Episodes of dementia symptomatic of Alzheimer’s disease (AD) often require treatment with anxiolytics such as benzodiazepines (BZ). This treatment has previously been suggested to be associated with pneumonia as an unexpected side effect, although the evidence is contradictory. In a recent retrospective study, a group of Finland practitioners provide evidence supporting that suggests BZ treatment may indeed cause some pneumonia cases among AD patients.
Alzheimer’s disease (AD) is a chronic neurodegenerative disease affecting older adults. Early symptoms typically include loss of memory and can progress to different forms of dementia over time. At the moment, no established treatment effectively reverses or stops disease progression and hence, medical practices treat symptoms, such as dementia, rather than the disease itself.

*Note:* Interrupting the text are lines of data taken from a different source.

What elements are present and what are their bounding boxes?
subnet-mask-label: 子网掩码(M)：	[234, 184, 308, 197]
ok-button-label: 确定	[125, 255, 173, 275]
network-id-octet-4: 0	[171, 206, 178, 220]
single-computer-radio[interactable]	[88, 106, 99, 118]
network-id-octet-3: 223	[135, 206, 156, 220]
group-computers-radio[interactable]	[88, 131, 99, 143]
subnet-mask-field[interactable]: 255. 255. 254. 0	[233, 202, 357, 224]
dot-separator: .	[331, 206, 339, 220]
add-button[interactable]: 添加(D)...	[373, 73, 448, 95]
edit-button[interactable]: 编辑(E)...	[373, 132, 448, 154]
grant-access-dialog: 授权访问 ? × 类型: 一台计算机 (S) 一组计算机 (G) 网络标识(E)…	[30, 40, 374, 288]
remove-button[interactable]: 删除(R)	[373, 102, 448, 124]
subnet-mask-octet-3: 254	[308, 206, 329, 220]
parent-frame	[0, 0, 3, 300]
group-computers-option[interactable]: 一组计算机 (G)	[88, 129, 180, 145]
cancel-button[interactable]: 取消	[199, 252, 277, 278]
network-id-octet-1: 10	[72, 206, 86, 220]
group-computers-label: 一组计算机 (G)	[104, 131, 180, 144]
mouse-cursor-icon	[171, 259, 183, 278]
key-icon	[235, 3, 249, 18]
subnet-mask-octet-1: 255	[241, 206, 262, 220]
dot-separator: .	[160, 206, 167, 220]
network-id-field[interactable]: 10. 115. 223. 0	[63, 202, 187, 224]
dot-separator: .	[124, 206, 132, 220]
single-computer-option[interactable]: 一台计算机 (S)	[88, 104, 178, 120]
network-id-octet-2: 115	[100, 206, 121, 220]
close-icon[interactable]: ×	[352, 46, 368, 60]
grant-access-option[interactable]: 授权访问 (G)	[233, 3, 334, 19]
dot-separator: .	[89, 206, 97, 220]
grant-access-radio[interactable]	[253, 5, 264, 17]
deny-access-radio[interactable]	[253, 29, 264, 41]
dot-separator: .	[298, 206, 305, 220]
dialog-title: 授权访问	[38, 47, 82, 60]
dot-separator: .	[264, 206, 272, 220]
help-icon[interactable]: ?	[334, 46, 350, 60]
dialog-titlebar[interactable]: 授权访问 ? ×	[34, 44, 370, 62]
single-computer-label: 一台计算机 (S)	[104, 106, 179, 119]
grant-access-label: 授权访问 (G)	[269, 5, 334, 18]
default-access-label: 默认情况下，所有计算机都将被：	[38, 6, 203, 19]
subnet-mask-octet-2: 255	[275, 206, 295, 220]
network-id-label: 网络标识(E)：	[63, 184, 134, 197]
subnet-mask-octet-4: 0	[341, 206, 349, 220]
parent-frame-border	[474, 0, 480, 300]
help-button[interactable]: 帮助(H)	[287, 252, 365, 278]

Benzodiazepines (BZ) and medical analogs called Z-drugs (collectively abbreviated BZZ for simplicity) are routinely prescribed to treat episodes of dementia among AD patients. Collectively, these drugs act as GABA receptor inducers to potentiate inhibitory neurotransmission at synapses, which underlies their anxiolytic effect. Although clinically effective, their long-term use in the treatment of AD may have important side effects. In fact, in 2013, a group of UK investigators reported an association between BZZ treatment and pneumonia among AD patients. However, a 2011 US study found no such evidence. Therefore, this potential side effect requires further investigation as it may have important implications in the treatment of AD.

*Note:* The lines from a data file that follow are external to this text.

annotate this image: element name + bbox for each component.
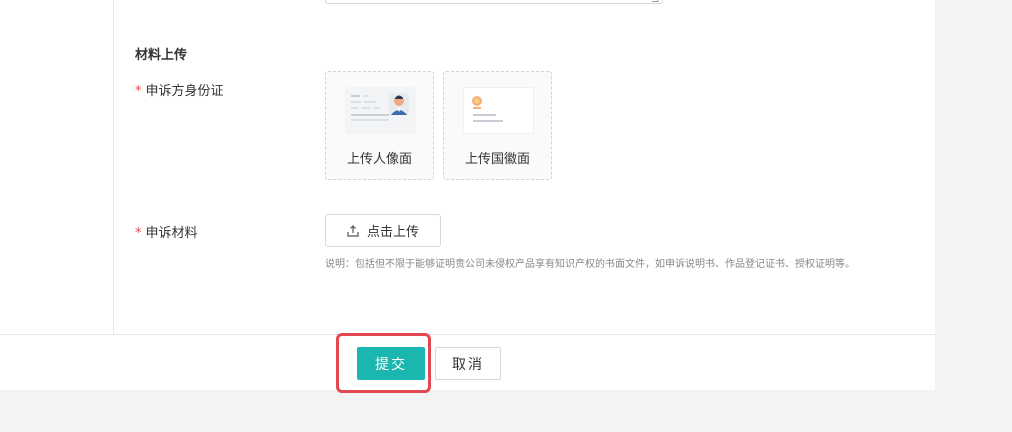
upload-portrait-caption: 上传人像面 (346, 152, 412, 167)
left-divider (113, 0, 114, 334)
required-mark: * (135, 226, 142, 241)
id-card-portrait-icon (345, 87, 416, 134)
previous-textarea[interactable] (325, 0, 663, 4)
footer-divider (0, 334, 935, 335)
upload-materials-label: 点击上传 (366, 225, 419, 240)
upload-icon (347, 224, 359, 237)
cancel-button[interactable]: 取消 (435, 347, 501, 380)
identity-label: 申诉方身份证 (145, 84, 224, 99)
id-card-emblem-icon (463, 87, 534, 134)
upload-portrait-card[interactable]: 上传人像面 (325, 71, 434, 180)
upload-emblem-caption: 上传国徽面 (464, 152, 530, 167)
section-title: 材料上传 (135, 48, 188, 63)
resize-grip-icon[interactable] (651, 0, 661, 2)
identity-label-row: * 申诉方身份证 (135, 80, 224, 99)
upload-emblem-card[interactable]: 上传国徽面 (443, 71, 552, 180)
submit-button[interactable]: 提交 (357, 347, 425, 380)
upload-materials-button[interactable]: 点击上传 (325, 214, 441, 247)
materials-label-row: * 申诉材料 (135, 222, 198, 241)
required-mark: * (135, 84, 142, 99)
materials-label: 申诉材料 (145, 226, 198, 241)
form-panel: 材料上传 * 申诉方身份证 上传人像面 上传国徽面 * 申诉材料 点击上传 说明… (0, 0, 935, 393)
materials-hint: 说明：包括但不限于能够证明贵公司未侵权产品享有知识产权的书面文件，如申诉说明书、… (325, 259, 855, 270)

A recent retrospective study published in Canadian Medical Association Journal designed to address these contradictions. A group of Finnish medical practitioners led by Dr. Heidi Taipale provides evidence supporting the hypothesis that BZZ treatment increases the risk of pneumonia among AD patients1. The authors reviewed the medical records of 70,718 patients who were diagnosed with AD by computed tomography or magnetic resonance between 2005 and 2011 in Finland. Key medical parameters for this study, including time since AD diagnosis, pneumonia diagnoses, BZZ treatment start and end, as well as many others were collected using several nationwide registers in Finland. After excluding several patients based on predetermined criteria, their final data set included 5232 patients treated with BZ, 3269 treated with Z-drugs and a set of 8501 non-treated control patients. These latter control patients were chosen on the basis of the similarity of their medical profile with individual patients in the treatment group. Moreover, to circumvent biases associated with varying disease stage, matches were performed following a subclassification of clinical cases on the basis of time after diagnosis (0-1 year; 1-2 years; 2+ years).
Their results show that on average, 8.1 pneumonia cases per 100 patients per year were diagnosed among patients treated with BZZ compared to 6.32 among non-treated patients, representing a 30% increase. Moreover, the authors report that this increased incidence is particularly striking within the first 7 days after treatment initiation. The authors explain this rather counterintuitive result by the emergence of drug resistance after prolonged treatment, which may well be the case. Although the effect is statistically significant and very interesting, it is not clear whether this observation is really caused by administration of the drugs. Indeed, one could argue that the reason why these patients were prescribed these drugs in the first place might be because they suffered from more severe forms of AD. Thus, it is not clear whether the observed increased incidence of pneumonia cases is a consequence of drug administration per se or of differences related to the severity of AD. To address this concern, a prospective cohort study appears necessary.